Moving back the prison service for a minute, Scared Straight is a programme in America designed to scare young people into going straight by spending a day in prison with convicts doing time for extremely violent crimes. A documentary aired in America ignored the data – which provided no proof it worked - but believed the stories i.e. parents saying their child was different when they returned from the trip. Well of course they would be, but how?

If you ask a simple question in such a way, you’ll get the answer you want.

Many people are convinced that that government figures are fudged to look good. I’m also of the belief that some not-for-profits* are often disguised as social enterprises do the same thing, by asking the simple question.

How many people have you helped with your social business? Answer 50.

That doesn’t necessarily mean 50 people have changed (not re-offended, settled into a job, stayed sober, been clean). That just means they say they have.

People want to believe they hype that ALL not-for-profits/charities/social businesses are saints and believe the hype. I know many regular businesses that do much uncredited work for the community and causes.

There were more Scared Straight documentaries that continued with the positive outcome theory. One person featured on that first programme offended soon after & got caught decades later when he was convicted of theft and DNA was collected.

* What a term! An organisation needs to make profit in order to do good.

American Airlines took 1 olive out of their salads & saved $500,000

(and added a row of seats, as I recall). 

 

Failure Drives Innovation

3 groups are asked to come with ideas:

  1. One asked to brainstorm

  2. Second had no guidelines given

  3. Third asked to question & pull apart others ideas

Last one came up with 25% more ideas.

Dyson,  Dropbox, windup radio, ATM, collapsible buggy all dreamt up due to one person having a frustrating problem. 

Some people change the world, others are footnotes on the patent catalogue. 

James Dyson says when he goes to patent, someone else has always done it first, his has to be a little different.

 

Cultures without the blame culture report more errors but make less of them.

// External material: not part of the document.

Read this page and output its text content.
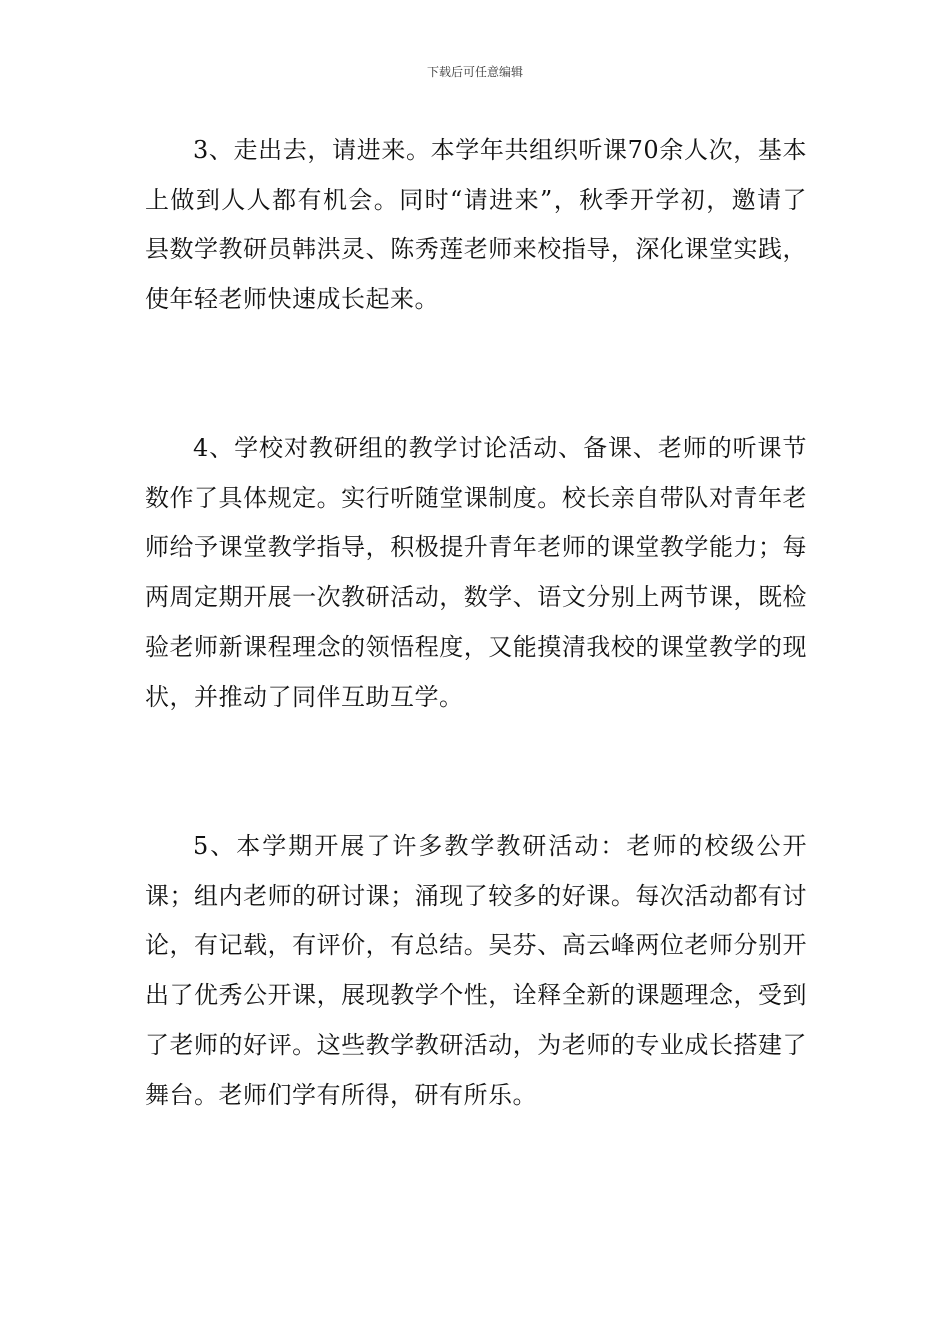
下载后可任意编辑

3、走出去，请进来。本学年共组织听课70余人次，基本上做到人人都有机会。同时“请进来”，秋季开学初，邀请了县数学教研员韩洪灵、陈秀莲老师来校指导，深化课堂实践，使年轻老师快速成长起来。

4、学校对教研组的教学讨论活动、备课、老师的听课节数作了具体规定。实行听随堂课制度。校长亲自带队对青年老师给予课堂教学指导，积极提升青年老师的课堂教学能力；每两周定期开展一次教研活动，数学、语文分别上两节课，既检验老师新课程理念的领悟程度，又能摸清我校的课堂教学的现状，并推动了同伴互助互学。

5、本学期开展了许多教学教研活动：老师的校级公开课；组内老师的研讨课；涌现了较多的好课。每次活动都有讨论，有记载，有评价，有总结。吴芬、高云峰两位老师分别开出了优秀公开课，展现教学个性，诠释全新的课题理念，受到了老师的好评。这些教学教研活动，为老师的专业成长搭建了舞台。老师们学有所得，研有所乐。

The tragic death of baby Peter Connelly who died in the hands of his mother, her partner and his brother resulted in a media witch hunt for Social Services, rather than the culprits. This bought about death threats to the head and her family. Worse, social workers were so scared of getting the blame again, those that stayed in the profession, removed more children from families, and there weren’t enough foster parents available to look after them. A huge knock-on effect of the media's reporting caused chaos where more care was needed.

The first pilot  in history to be put on trial committed suicide years after being found guilty despite doing everything he could in exceptional circumstances & saving the day by landing the BA flight in safety back in 1989. It could have gone terribly wrong, but it didn’t. He was only fined £2000 which leads us to think the judge didn’t think it should have gone to trial.

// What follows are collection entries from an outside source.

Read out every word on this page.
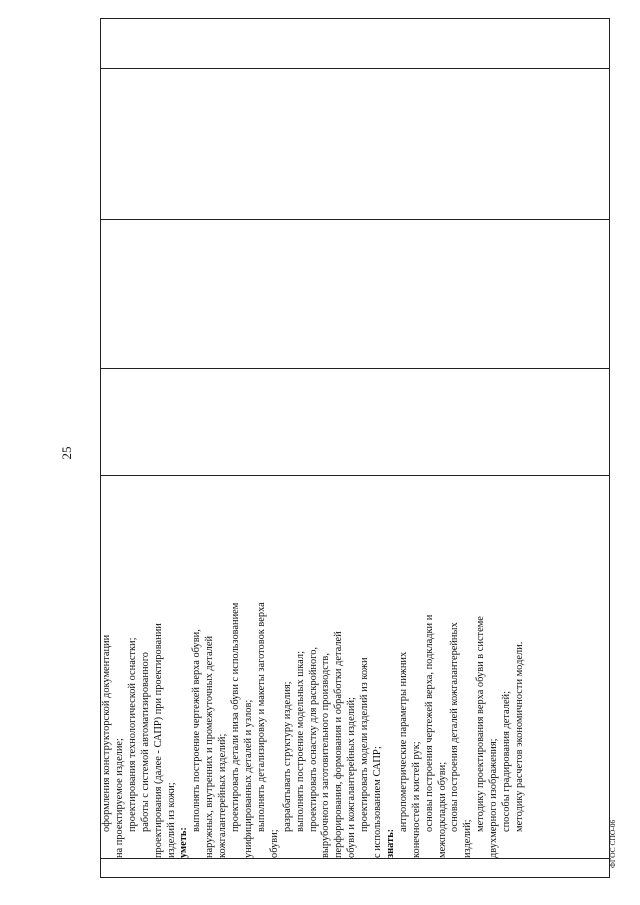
25

оформления конструкторской документации на проектируемое изделие; проектирования технологической оснастки; работы с системой автоматизированного проектирования (далее - САПР) при проектировании изделий из кожи; уметь:
выполнять построение чертежей верха обуви, наружных, внутренних и промежуточных деталей кожгалантерейных изделий; проектировать детали низа обуви с использованием унифицированных деталей и узлов; выполнять детализировку и макеты заготовок верха
обуви;
разрабатывать структуру изделия; выполнять построение модельных шкал; проектировать оснастку для раскройного, вырубочного и заготовительного производств, перфорирования, формования и обработки деталей обуви и кожгалантерейных изделий; проектировать модели изделий из кожи с использованием САПР; знать:
антропометрические параметры нижних конечностей и кистей рук; основы построения чертежей верха, подкладки и межподкладки обуви; основы построения деталей кожгалантерейных
изделий;
методику проектирования верха обуви в системе двухмерного изображения; способы градирования деталей; методику расчетов экономичности модели.

ФГОС СПО-06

Both of these two stories clearly ended with intelligent people bought into depression by the blame culture. Imagine what may have been?

 

Note at Republic national bank of new York:

  1. enthusiasm

  2. disillusionment

  3. panic

  4. search for the guilty

  5. punishment of the innocence

  6. rewards for the uninvolved

= the 6 phases of a project

Failure 

I never use the F-word so reading about so much of it has resulted in my being outside the proverbial comfort zone. I’ve always said I don’t want to fail in order to succeed, but in reality, of course I have done that many times. I’ve learnt from it, done things better but never uttered the F-word out loud.

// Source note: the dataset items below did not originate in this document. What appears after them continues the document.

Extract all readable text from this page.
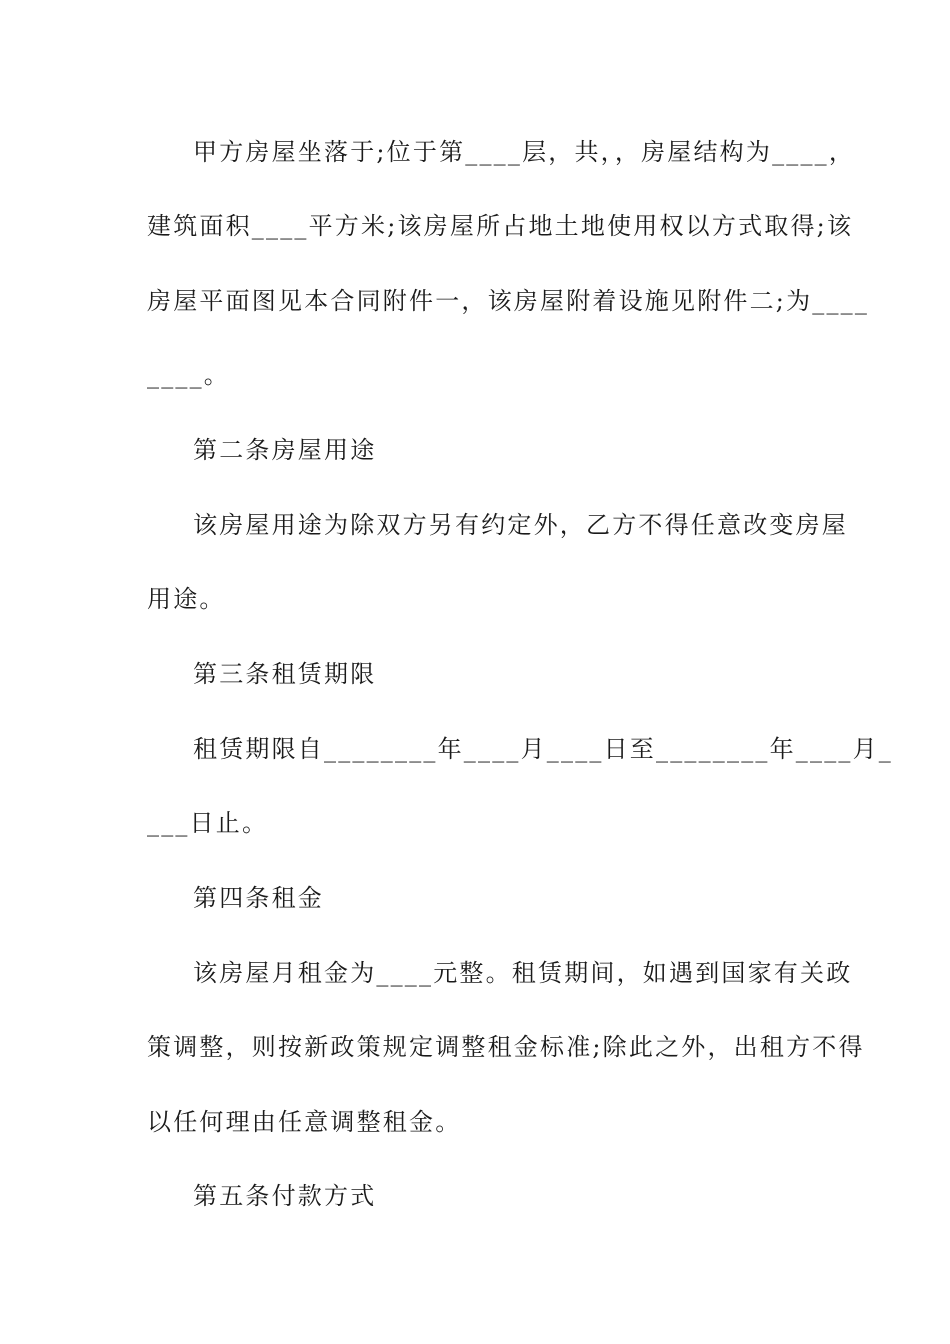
甲方房屋坐落于;位于第____层，共，，房屋结构为____，
建筑面积____平方米;该房屋所占地土地使用权以方式取得;该
房屋平面图见本合同附件一，该房屋附着设施见附件二;为____
____。
第二条房屋用途
该房屋用途为除双方另有约定外，乙方不得任意改变房屋
用途。
第三条租赁期限
租赁期限自________年____月____日至________年____月_
___日止。
第四条租金
该房屋月租金为____元整。租赁期间，如遇到国家有关政
策调整，则按新政策规定调整租金标准;除此之外，出租方不得
以任何理由任意调整租金。
第五条付款方式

Interestingly, Japan and China are the least entrepreneurial due to failure being frowned upon in those countries. It’s taken as a sign you haven't got what it takes. 

At the opposite end of the scale, in the USA it is possibly celebrated. Henry Ford and the like have all talked about failures. 

David Beckham learnt from his mistake in the 1998 world cup. He was knocked down – had his hair pulled too, it turns out – but he knew like we all did, he shouldn’t have kicked back which resulted in a red card. But he went on to win the treble with his club next season. He says ‘what's life about other than learning from your mistakes?’.